ETIQUETTE: A point of etiquette that some may find troublesome or awkward is the one that indicates it is bad form to drink when one is being toasted by guests at a party. There is rarely any indication of how one is supposed to behave when a toast is being offered in one’s honor other than looking humble and gratified, and I strongly suspect this is one of those points that will soon be dropped (much like the dictum against applause at the end of a wedding) in the code of polite behavior.

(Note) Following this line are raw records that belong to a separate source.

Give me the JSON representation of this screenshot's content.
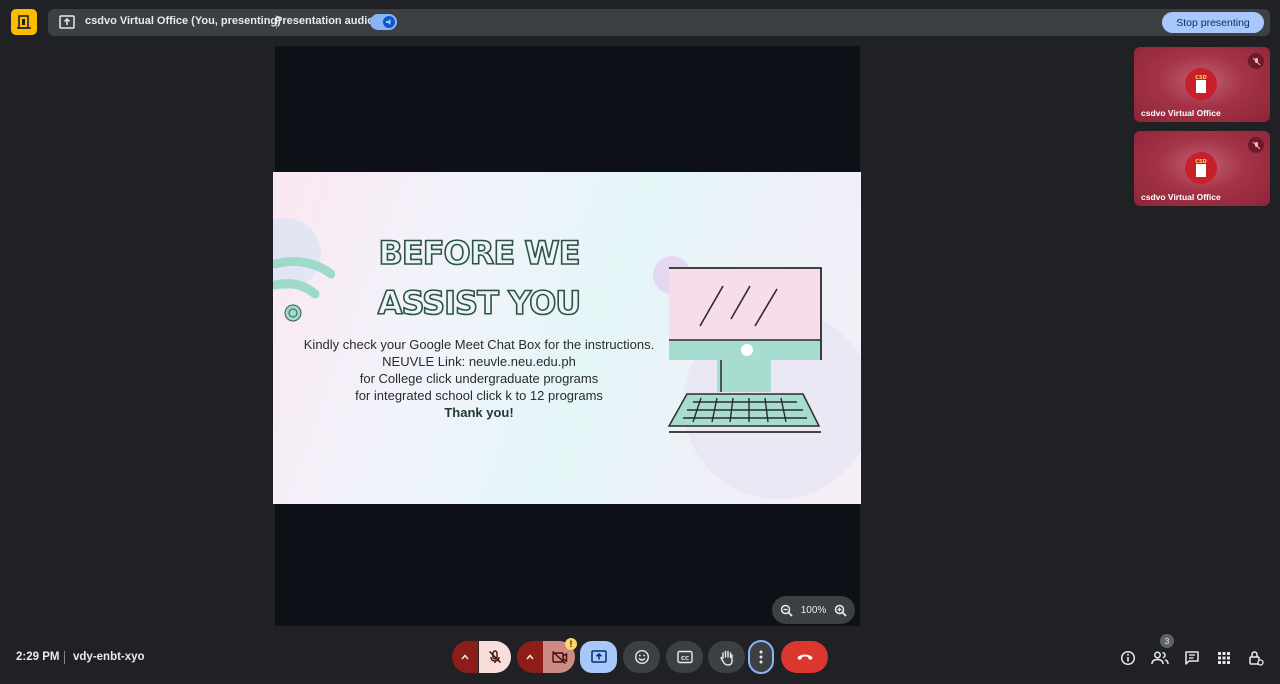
{
  "colors": {
    "background": "#202124",
    "bar": "#3c4043",
    "accent": "#a8c7fa",
    "end_call": "#dc362e",
    "tile": "#a43347"
  },
  "top_bar": {
    "app_icon": "door-icon",
    "presenting_icon": "present-to-all-icon",
    "title": "csdvo Virtual Office (You, presenting)",
    "audio_label": "Presentation audio",
    "audio_toggle_on": true,
    "stop_label": "Stop presenting"
  },
  "slide": {
    "title_line1": "BEFORE WE",
    "title_line2": "ASSIST YOU",
    "lines": [
      "Kindly check your Google Meet Chat Box for the instructions.",
      "NEUVLE Link: neuvle.neu.edu.ph",
      "for College click undergraduate programs",
      "for integrated school click k to 12 programs"
    ],
    "thanks": "Thank you!",
    "illustrations": [
      "wifi-icon",
      "desktop-computer-icon"
    ]
  },
  "zoom": {
    "level": "100%"
  },
  "tiles": [
    {
      "name": "csdvo Virtual Office",
      "muted": true,
      "avatar_text": "CSD"
    },
    {
      "name": "csdvo Virtual Office",
      "muted": true,
      "avatar_text": "CSD"
    }
  ],
  "bottom_bar": {
    "time": "2:29 PM",
    "meeting_code": "vdy-enbt-xyo",
    "warning_badge": "!",
    "people_count": "3",
    "controls": [
      "mic-off-icon",
      "camera-off-icon",
      "present-icon",
      "emoji-icon",
      "captions-icon",
      "raise-hand-icon",
      "more-options-icon",
      "end-call-icon"
    ],
    "right_icons": [
      "info-icon",
      "people-icon",
      "chat-icon",
      "activities-icon",
      "host-controls-icon"
    ]
  }
}
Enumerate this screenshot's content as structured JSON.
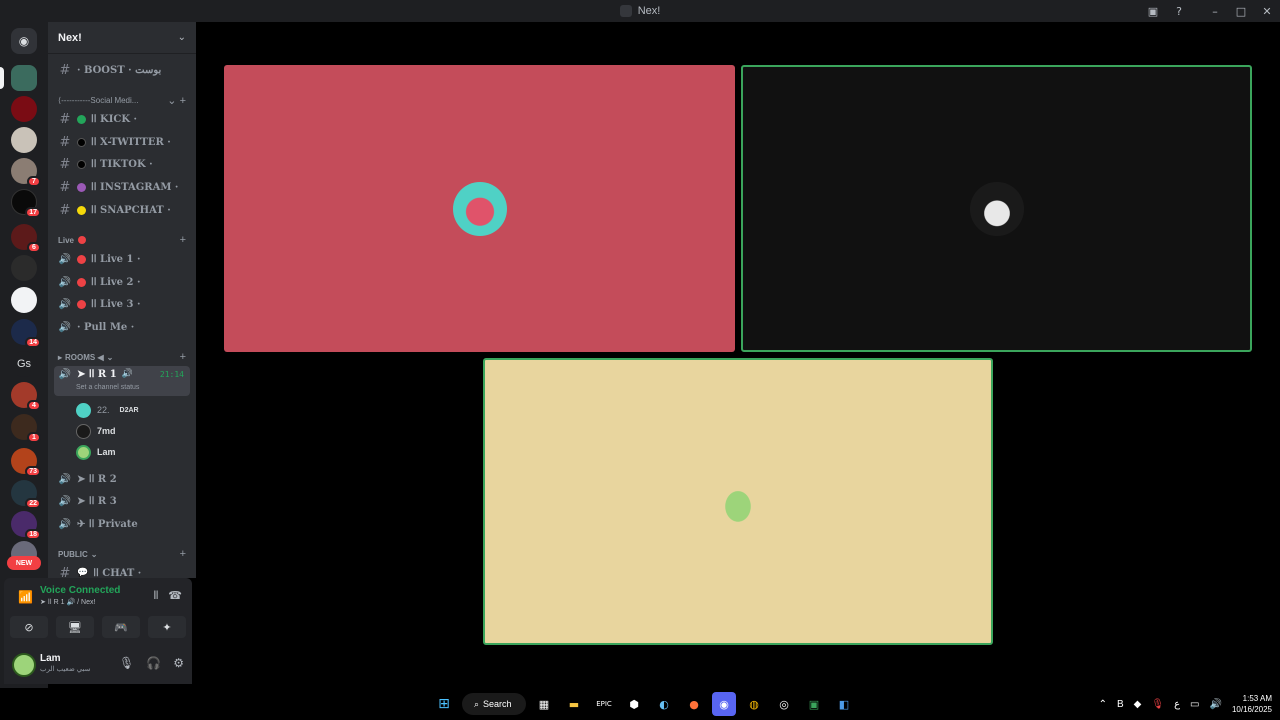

The proper thing to do is to merely remain seated and say, “Thank you,” but this predicates that the rest of the party understands you are not to toast yourself and they will toast you and be done with it. If this is not the case, and everyone is just standing there with their glasses aloft waiting for you to take a sip, just raise your glass with a “you are too kind; cheers” sort of comment. You really can’t offer a counter-toast to your guests previous to them completing your toast, as that is rather rude to the first toaster, and if you toast them after you’ve been toasted, you’re stuck in the position of just drinking in front of everybody (if you’re going to be correct about things), and oh brother. Maybe everyone should start toasting the lovely day instead. The lovely day doesn’t have to worry about taking a drink or not.

SUPERSTITION: In France, Germany, Italy, and Serbia, a toast at a private party is usually a simple affair. One word to everyone’s health, or life, or to empty glasses. You must, however, clink glasses with everyone at the table, and you must look them in the eye while you are doing so, or you will have seven years’ worth of bad sex.

Drinking a toast with water will cause the honoree to be drowned.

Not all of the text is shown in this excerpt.